Do you have a preference for male or female writers? An interesting article on Guardian explores how male writers who hide their gender to attract female readers, as supposed to the opposite. Women writers have long disguised their gender hoping to get taken seriously. Why do you think the trend has revered? Because more serious readers are women now?

4 Responses

  1. That’s interesting… Many roles have reversed in the last decades, although I think that women have actually joined men in some roles rather than those having reversed. For instance, yes, women do smoke more than men nowadays, but women writers who want to appeal to a wide audience still disguise their name. A good example would be JK Rowling.

  2. That IS an interesting question! I think there is a bias against authors trying to write in the voice of minority characters…I know, women are not a minority per se, but do you think that has anything to do with it? (Wally Lamb comes to mind.) I vowed in college–during the full blaze of the second wave of feminism–only to read women writers and stuck to that for years, but have gradually come to the place where I want to read GOOD writers, nothing else withstanding! Thanks for a thought-provoking post.

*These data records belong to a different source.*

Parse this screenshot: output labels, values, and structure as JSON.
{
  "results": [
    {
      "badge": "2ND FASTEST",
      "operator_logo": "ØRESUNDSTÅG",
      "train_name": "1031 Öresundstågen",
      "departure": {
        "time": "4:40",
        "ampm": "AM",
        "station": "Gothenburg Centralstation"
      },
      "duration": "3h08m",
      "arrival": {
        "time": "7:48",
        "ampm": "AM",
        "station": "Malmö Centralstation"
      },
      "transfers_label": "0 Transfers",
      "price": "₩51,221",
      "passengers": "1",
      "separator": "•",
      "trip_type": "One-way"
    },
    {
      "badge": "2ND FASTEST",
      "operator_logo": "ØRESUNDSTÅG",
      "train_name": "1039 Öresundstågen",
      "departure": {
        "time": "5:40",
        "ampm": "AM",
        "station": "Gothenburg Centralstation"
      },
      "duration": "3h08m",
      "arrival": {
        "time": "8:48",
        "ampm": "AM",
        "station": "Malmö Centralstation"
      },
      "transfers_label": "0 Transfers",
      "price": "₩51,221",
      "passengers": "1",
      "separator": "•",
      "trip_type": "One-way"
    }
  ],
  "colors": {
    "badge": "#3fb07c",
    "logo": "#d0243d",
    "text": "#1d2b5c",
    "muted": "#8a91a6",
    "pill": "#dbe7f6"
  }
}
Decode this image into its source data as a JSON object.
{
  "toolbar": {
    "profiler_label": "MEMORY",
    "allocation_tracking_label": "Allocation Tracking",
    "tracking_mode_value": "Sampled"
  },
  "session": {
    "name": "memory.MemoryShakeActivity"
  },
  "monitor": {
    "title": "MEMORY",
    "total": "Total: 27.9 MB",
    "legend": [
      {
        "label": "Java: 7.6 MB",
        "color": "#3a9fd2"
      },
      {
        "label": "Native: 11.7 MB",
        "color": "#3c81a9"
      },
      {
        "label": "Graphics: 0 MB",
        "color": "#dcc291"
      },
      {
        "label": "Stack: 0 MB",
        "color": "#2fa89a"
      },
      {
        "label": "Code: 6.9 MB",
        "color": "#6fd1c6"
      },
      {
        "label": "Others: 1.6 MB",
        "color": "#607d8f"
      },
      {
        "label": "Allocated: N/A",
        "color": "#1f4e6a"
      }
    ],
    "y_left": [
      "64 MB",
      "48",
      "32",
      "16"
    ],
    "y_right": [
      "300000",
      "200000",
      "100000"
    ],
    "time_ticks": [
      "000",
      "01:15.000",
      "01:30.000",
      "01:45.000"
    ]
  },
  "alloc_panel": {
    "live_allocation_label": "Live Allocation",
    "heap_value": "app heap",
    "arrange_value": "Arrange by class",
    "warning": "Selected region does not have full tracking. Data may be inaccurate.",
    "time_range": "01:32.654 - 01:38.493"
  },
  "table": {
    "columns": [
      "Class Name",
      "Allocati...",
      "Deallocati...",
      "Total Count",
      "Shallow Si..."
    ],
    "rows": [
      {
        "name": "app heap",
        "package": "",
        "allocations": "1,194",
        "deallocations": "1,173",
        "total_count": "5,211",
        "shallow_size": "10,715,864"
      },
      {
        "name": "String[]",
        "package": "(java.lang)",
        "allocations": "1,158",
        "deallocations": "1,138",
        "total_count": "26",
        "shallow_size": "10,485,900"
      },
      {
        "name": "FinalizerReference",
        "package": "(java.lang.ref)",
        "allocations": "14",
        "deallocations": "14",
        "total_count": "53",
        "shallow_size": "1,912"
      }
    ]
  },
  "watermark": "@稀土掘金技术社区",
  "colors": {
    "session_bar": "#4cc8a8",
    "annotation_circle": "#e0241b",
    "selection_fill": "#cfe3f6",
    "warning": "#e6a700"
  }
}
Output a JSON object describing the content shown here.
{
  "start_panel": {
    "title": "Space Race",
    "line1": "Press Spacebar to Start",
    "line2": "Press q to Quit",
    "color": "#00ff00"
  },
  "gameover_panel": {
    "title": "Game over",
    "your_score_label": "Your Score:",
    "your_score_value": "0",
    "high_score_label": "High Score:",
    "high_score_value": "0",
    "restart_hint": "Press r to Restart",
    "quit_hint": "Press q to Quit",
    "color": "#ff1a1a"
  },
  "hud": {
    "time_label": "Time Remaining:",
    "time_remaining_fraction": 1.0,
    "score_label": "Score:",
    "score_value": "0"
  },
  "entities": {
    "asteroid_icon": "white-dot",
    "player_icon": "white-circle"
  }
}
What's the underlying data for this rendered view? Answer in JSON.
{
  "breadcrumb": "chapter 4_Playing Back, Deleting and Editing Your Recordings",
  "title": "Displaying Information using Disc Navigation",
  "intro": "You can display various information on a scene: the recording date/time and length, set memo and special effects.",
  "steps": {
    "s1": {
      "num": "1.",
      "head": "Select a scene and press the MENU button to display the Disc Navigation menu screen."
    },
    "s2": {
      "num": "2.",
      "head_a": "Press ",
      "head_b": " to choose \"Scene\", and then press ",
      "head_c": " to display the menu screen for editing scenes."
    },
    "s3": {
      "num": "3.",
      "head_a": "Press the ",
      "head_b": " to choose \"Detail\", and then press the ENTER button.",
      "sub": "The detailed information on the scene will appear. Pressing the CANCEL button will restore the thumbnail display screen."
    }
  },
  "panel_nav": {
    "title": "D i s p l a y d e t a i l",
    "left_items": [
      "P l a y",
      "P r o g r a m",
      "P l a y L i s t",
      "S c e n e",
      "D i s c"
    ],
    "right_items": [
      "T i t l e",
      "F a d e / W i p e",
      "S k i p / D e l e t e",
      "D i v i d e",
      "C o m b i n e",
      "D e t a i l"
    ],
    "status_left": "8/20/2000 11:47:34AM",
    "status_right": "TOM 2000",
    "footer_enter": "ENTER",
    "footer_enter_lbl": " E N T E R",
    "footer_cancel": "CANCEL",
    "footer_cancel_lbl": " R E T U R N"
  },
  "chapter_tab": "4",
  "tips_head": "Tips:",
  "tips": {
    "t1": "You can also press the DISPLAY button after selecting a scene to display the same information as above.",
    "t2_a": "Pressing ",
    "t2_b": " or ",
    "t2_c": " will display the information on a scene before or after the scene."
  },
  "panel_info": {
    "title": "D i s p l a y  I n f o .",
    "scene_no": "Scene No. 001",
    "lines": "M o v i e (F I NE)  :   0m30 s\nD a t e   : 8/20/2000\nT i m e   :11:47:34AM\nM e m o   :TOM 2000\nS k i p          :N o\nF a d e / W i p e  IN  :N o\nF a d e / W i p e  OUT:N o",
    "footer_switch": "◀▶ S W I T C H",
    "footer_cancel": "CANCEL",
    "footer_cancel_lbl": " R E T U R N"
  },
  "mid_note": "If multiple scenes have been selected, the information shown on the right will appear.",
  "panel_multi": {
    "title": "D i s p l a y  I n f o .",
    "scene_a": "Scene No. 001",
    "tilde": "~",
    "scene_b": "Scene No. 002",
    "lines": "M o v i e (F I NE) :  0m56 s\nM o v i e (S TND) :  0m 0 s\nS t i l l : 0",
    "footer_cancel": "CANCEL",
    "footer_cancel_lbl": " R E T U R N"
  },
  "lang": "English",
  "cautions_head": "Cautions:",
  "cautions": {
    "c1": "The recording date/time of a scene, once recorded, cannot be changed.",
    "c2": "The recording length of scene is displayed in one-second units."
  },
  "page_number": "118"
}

  3. For me, and I realize this probably quite unfair, I dislike reading men who write from a female character’s point of view and vice versa. There’s something off, something unbelievable, about it to me. Except for Tolstoy. He could write about Anna beautifully. Oh, and Flaubert with Emma. Never mind, I guess my point of view concerns the 21st century writers…

  4. I don’t have a preference as long as what they do, they do it well. I read a book recently and by the author’s name, I did not know if the author was male or female but after reading it, and it was about a female protag, I knew he was male and I was write. Although, I thought he did an excellent job writing from a female POV. She just seemed more no-nonsense which for some reason tipped me off.